The worst use of articles like that we have criticised is that attacks on “monopoly prices” lead the workers to look at things from the point of view of consumers of commodities.
Actually the workers are the smallest consumers of the total national production. Their purchasing power is limited to the amount of their wages. The Capitalists are able to buy the largest quantity because their “share” of the total output is largest in the shape of rent, interest and profit.
The workers must view matters as producers, being the only class engaged in production. It is where they produce that they are exploited. The demand then must not be “Lower Prices,” but the “abolition of exploitation.”
The Fool Programme of the Communists.
The alleged revolutionary Communist Party offers another Red Programme for its vote catchers to work on.
The following is what they demand as a “full Socialist Programme” ! (“Communism is Commonsense,” p. 18.) :
“1. Nationalisation of mines, railways and large-scale industries without compensation and with workers’ control.
2. Nationalisation of the land and the banks in the same way.
3. State control of foreign trade.
4. Capital levy on all fortunes over £5,000, and no interest to be paid on National Debt holdings over that figure.
5. A steeply graduated income tax on all incomes over £250.
6. National minimum of £4 per week for all who work, and a minimum 44-hour working week.
7. Maintenance of the unemployed at trade union rates by the State, under control of the Trade unions.
8. Repeal of all anti-Labour laws (E.P.A., etc.)
9. Wiping out of all Reparations and War Debts.
10. Declaration of independence of the Colonies and withdrawal of British troops.
11. Credits to and friendly relations with the workers’ government of the Union of Soviet Republics.”
None of these demands, from Nationalisation to 44-hour weeks, touch the cause of working class slavery, nor do they offer any solution to the “social evils” of to-day.
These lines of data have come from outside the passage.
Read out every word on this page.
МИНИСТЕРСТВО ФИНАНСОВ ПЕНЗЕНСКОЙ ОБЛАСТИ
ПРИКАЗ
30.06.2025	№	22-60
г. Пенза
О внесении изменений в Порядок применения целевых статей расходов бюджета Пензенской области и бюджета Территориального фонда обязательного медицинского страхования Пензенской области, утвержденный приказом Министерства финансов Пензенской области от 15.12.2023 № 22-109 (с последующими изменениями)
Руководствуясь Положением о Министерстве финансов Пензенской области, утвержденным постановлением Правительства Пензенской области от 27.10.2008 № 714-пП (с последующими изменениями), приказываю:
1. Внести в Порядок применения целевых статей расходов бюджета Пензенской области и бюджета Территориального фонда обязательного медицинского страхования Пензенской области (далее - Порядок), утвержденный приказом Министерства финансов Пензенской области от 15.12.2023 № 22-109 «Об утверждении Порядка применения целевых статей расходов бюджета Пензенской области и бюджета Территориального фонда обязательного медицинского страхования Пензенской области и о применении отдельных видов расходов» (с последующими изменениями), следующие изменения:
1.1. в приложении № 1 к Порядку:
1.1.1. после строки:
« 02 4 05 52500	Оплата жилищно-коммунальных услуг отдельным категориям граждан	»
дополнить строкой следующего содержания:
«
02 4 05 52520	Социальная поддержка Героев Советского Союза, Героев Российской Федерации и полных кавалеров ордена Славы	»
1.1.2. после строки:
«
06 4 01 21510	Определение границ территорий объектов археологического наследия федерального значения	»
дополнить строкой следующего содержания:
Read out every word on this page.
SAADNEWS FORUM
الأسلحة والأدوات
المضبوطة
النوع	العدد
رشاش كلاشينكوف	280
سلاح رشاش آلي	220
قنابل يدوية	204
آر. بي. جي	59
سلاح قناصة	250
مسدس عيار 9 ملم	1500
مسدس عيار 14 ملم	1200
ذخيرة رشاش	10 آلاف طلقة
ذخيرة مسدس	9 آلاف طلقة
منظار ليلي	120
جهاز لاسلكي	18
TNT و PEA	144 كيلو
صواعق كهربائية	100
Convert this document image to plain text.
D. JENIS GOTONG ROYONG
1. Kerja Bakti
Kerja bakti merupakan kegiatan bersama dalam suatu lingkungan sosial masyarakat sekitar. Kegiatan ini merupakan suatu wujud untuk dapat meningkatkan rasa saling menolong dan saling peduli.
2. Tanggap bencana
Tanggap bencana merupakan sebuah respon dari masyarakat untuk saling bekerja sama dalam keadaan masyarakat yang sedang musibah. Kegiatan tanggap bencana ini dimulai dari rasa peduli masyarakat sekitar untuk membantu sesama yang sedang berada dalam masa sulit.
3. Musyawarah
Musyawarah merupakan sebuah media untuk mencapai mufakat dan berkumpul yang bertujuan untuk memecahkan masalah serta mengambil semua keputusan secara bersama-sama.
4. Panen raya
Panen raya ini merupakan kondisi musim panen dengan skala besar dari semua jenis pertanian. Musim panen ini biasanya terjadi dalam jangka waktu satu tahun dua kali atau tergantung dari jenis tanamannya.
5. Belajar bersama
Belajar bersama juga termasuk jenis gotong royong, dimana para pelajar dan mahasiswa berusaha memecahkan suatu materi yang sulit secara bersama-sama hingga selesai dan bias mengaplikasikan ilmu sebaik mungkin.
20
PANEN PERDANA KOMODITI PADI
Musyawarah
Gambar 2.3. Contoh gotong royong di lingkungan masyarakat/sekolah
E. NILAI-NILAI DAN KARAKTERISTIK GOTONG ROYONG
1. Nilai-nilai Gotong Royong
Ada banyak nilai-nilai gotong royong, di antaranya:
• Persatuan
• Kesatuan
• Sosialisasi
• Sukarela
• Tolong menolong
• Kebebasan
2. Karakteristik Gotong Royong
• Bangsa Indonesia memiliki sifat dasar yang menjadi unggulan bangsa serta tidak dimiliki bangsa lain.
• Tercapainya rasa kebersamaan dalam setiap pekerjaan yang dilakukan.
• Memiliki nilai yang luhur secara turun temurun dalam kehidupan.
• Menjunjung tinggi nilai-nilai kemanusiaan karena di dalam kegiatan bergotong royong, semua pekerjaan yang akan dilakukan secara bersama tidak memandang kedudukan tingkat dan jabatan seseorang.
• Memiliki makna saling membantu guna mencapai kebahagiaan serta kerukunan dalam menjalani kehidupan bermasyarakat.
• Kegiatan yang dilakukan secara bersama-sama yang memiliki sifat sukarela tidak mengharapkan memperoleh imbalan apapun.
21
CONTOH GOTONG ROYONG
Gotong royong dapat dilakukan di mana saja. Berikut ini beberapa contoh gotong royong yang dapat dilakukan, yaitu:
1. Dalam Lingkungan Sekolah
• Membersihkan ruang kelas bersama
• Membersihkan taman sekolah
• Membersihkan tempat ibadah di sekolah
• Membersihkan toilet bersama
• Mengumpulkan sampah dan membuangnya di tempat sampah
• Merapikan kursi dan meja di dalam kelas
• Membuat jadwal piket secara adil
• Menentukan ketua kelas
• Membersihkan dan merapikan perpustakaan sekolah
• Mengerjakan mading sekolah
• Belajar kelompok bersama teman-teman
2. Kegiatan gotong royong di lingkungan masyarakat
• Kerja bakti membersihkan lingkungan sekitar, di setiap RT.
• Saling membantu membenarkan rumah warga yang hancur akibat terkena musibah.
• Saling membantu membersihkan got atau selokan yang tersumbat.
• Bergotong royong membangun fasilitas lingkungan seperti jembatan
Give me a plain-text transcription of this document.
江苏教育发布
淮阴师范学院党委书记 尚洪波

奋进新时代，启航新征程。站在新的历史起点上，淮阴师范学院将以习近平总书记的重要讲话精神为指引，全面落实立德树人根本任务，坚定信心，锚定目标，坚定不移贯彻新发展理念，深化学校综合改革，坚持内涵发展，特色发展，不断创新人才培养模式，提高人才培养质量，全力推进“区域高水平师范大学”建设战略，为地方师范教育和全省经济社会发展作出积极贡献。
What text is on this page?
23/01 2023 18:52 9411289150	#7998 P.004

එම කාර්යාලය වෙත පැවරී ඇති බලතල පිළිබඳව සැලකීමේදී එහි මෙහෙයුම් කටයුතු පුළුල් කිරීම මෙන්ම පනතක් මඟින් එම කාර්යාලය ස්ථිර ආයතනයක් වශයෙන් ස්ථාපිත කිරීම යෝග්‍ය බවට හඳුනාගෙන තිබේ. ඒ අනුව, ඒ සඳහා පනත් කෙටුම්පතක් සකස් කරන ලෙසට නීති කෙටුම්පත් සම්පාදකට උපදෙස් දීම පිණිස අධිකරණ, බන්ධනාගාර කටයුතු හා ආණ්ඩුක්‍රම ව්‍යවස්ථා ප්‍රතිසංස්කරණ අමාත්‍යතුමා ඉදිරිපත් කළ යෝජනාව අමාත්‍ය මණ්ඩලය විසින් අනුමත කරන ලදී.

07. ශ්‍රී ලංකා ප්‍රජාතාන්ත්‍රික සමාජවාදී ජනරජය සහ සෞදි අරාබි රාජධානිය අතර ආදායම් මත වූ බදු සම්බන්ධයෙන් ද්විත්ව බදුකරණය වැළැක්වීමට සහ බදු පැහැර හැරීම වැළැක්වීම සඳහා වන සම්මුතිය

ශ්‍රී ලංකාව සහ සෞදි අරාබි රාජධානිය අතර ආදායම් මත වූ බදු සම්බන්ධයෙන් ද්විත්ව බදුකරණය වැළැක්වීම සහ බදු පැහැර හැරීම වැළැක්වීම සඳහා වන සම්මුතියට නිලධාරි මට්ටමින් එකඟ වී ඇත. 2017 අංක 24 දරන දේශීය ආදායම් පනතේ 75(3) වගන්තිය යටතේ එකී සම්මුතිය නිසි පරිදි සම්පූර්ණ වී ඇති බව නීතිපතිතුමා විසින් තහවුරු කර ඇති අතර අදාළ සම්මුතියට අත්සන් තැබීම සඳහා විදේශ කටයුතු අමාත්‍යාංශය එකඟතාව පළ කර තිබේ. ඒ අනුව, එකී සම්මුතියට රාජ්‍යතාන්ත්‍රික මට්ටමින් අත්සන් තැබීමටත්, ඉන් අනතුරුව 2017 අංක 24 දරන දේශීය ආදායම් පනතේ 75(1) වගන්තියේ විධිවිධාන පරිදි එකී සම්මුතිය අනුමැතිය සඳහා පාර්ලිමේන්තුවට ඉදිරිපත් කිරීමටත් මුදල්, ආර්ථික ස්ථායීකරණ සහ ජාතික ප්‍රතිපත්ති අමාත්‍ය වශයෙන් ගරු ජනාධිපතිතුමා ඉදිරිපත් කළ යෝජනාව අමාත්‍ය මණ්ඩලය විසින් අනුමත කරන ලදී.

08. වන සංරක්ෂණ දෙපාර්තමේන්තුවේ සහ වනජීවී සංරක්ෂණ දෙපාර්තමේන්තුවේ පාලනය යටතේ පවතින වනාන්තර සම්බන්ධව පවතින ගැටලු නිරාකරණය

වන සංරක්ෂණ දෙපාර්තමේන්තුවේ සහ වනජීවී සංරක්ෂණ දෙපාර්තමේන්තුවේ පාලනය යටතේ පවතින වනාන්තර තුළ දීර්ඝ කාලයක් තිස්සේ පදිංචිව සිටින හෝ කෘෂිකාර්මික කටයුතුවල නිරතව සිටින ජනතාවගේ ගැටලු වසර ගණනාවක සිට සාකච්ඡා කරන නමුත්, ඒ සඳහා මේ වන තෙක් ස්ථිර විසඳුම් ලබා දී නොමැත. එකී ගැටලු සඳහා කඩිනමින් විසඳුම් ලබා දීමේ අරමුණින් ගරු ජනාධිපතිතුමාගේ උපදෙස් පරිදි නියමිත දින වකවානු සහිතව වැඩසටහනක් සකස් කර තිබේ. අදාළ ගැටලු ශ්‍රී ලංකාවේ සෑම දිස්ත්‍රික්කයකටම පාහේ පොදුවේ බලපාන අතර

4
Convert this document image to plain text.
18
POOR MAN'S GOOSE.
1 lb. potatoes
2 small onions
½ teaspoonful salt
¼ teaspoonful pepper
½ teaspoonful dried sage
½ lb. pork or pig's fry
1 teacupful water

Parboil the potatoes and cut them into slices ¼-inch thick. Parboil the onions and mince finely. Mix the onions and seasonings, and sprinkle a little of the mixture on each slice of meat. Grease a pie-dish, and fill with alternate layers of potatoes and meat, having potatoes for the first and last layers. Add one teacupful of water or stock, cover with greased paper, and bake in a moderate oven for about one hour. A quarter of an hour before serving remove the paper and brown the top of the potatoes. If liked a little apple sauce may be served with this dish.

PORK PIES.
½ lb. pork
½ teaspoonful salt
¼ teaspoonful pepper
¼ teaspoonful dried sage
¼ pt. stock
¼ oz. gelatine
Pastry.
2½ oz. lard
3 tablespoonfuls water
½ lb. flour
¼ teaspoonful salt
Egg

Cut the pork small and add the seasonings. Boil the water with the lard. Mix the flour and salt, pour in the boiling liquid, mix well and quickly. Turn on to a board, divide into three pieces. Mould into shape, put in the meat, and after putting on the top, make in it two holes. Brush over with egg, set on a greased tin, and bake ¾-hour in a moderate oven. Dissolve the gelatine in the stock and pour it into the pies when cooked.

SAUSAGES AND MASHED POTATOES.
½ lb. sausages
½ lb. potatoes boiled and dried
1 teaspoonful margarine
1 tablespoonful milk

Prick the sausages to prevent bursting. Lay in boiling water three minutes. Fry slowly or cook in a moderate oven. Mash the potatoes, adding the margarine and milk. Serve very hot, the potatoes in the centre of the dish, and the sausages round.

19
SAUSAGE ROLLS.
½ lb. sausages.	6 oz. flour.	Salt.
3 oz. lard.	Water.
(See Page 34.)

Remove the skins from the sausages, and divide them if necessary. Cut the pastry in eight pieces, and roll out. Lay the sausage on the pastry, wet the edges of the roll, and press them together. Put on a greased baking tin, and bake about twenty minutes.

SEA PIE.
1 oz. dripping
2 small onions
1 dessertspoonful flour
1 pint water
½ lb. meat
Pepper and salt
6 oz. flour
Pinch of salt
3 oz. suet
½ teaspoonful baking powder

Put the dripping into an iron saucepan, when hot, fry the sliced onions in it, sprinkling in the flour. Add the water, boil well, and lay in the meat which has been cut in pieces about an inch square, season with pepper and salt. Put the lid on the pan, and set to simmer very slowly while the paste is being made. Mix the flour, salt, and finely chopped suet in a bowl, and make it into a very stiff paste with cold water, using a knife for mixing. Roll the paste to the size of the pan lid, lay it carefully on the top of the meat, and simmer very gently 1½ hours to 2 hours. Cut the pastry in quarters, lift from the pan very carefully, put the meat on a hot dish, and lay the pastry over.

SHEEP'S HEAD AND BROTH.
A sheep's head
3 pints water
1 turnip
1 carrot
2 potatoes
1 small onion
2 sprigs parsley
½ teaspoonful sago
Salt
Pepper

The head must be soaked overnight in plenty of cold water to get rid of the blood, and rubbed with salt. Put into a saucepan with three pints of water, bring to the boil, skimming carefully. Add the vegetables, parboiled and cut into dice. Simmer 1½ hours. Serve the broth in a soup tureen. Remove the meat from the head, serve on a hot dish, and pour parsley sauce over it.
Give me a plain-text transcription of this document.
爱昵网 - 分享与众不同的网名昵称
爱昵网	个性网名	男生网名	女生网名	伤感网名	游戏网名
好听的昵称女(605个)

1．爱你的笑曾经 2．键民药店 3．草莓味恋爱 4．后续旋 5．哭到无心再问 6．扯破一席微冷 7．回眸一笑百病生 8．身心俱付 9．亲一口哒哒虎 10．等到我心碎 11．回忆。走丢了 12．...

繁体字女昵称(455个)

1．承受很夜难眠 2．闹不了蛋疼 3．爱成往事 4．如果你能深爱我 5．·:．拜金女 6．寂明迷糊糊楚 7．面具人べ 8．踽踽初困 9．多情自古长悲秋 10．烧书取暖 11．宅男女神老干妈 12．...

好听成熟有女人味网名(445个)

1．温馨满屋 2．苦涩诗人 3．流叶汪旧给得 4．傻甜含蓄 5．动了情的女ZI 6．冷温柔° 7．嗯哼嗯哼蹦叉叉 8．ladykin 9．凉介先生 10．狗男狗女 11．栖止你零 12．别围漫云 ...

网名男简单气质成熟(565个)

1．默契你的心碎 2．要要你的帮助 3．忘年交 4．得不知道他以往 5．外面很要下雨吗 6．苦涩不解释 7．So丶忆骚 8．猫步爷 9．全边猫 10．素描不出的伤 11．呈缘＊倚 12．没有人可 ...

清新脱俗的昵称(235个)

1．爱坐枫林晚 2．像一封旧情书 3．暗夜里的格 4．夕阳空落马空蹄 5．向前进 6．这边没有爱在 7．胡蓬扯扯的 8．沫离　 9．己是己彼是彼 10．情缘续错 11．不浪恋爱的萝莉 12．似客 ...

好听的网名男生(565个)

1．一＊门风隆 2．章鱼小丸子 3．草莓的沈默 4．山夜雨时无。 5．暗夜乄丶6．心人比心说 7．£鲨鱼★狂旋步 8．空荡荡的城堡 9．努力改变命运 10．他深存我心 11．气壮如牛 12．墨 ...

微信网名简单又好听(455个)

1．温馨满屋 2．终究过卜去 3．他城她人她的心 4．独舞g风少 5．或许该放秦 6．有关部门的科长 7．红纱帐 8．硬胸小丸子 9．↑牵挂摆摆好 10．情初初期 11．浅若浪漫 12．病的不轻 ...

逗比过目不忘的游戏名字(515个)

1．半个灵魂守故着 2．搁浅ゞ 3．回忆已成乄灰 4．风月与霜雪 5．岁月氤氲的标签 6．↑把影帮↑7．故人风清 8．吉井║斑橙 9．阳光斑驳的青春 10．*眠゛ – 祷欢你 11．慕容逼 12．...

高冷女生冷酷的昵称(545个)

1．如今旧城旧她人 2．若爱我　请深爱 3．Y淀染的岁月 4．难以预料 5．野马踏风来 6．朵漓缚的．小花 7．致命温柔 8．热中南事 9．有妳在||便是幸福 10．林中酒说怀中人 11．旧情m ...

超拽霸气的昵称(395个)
They are Communist idiocy.
The ”Savings” of the Workers !
Once again we are treated to the story of huge savings of the workers ! A writer in the Burton Daily Mail for December 15th complains of the Socialist statement of the rich getting richer and the poor poorer, and gives the usual figures of the savings, “mostly of the working classes.” He quotes the Chairman of the National Savings Committee on October 20th stating the following increase from 1916 to 1926 :
|£ million||£ million|
|Cash value of Saving Certificates||–||475|
|Deposits P.O. Savings Bank||190||280|
|Deposits Trustee Savings Bank||54||82|
Even accepting these figures as correct and ignoring the obvious duplication of funds in different kinds of institutions—what evidence do they offer of being working class savings? We challenge the writer to show that they are mainly workers’ investments. It is well known that small business people, shopkeepers and others of similar position, use these institutions very largely. The writer also forgets to state the number of different persons holding these apparently huge sums. If these figures offer evidence of increasing luxury of the workers—what striking evidence on the other side is shown by the mounting cost of poor law relief and unemployment “relief”? If we are so well off why the united cry of decline in prosperity? In reality bank returns clearly show the prosperity of the employers in a world of working class poverty.